Last week I attended an evening for a group of Munster-based companies that met to debate funding options for their future growth.
It was an eclectic group of businesses representing a variety of sectors.
All are at different stages of their development but the common denominator was their entrepreneurial spirit.
The room was fizzing with energy as we listened to stories about how these companies compete and look forward to growing and expanding across many international markets.
It is hard to teach entrepreneurship.
Only a certain kind of individual has the unique hunger and ability to take on the responsibilities and risks attached to starting or running a company.
If Ireland is to grow waves of successful companies to complement the multinationals who choose the Republic as a base then it must do better at fostering and encouraging domestic business.

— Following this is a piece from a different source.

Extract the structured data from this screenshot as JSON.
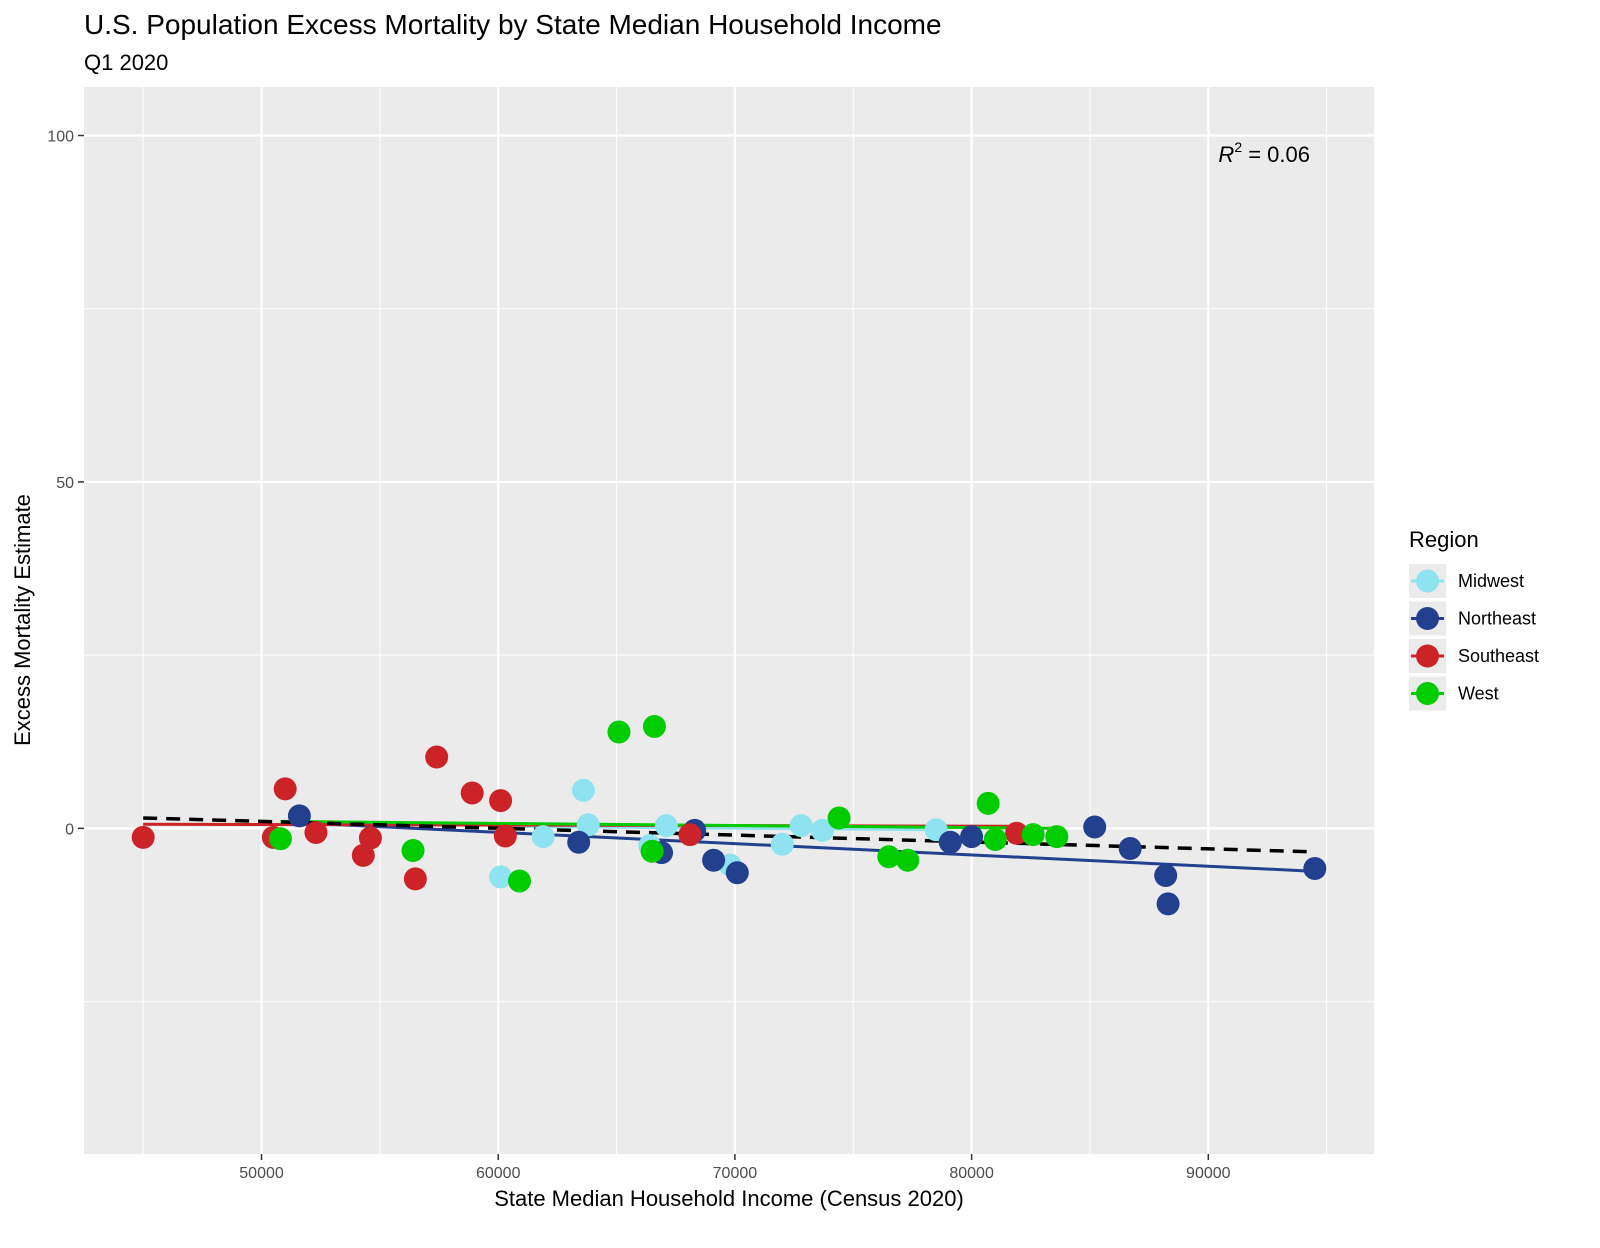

Enterprise Ireland (EI) has a strong reputation for its support of start-up companies but there is a problem with the way in which we help companies scale up and finance themselves.
Too often, the short-term appeal of hefty cheques convinces some entrepreneurs to cash in.
By so doing they pass over the future of those businesses to international concerns.
Finding ways to convince Irish entrepeneurs to stay independent is a challenge for policymakers.
I’m convinced both Enterprise Ireland and the Ireland Strategic Investment Fund (Isif) can play a key role in this if they work with the stock exchange to provide a funding package that allows companies to list with relative ease.
They already co-operate to run a programme for entrepreneurs.
However, they need to go a step further.
EI, ISIF, and the stock exchange should offer a funding package that only kicks in if a company can secure at least 75% of its funding needs from the private investment community.
If that is possible, then Isif and EI would invest in equity on exactly the same terms as those money managers while also contributing to the legal and accounting costs of the IPO if the listing is in Dublin.
Quite frankly, the pace of IPOs is pedestrian and that looks like continuing for the foreseeable future without some form of policy initiative.
Joe Gill is director of origination and corporate broking with Goodbody Stockbrokers. His views are personal.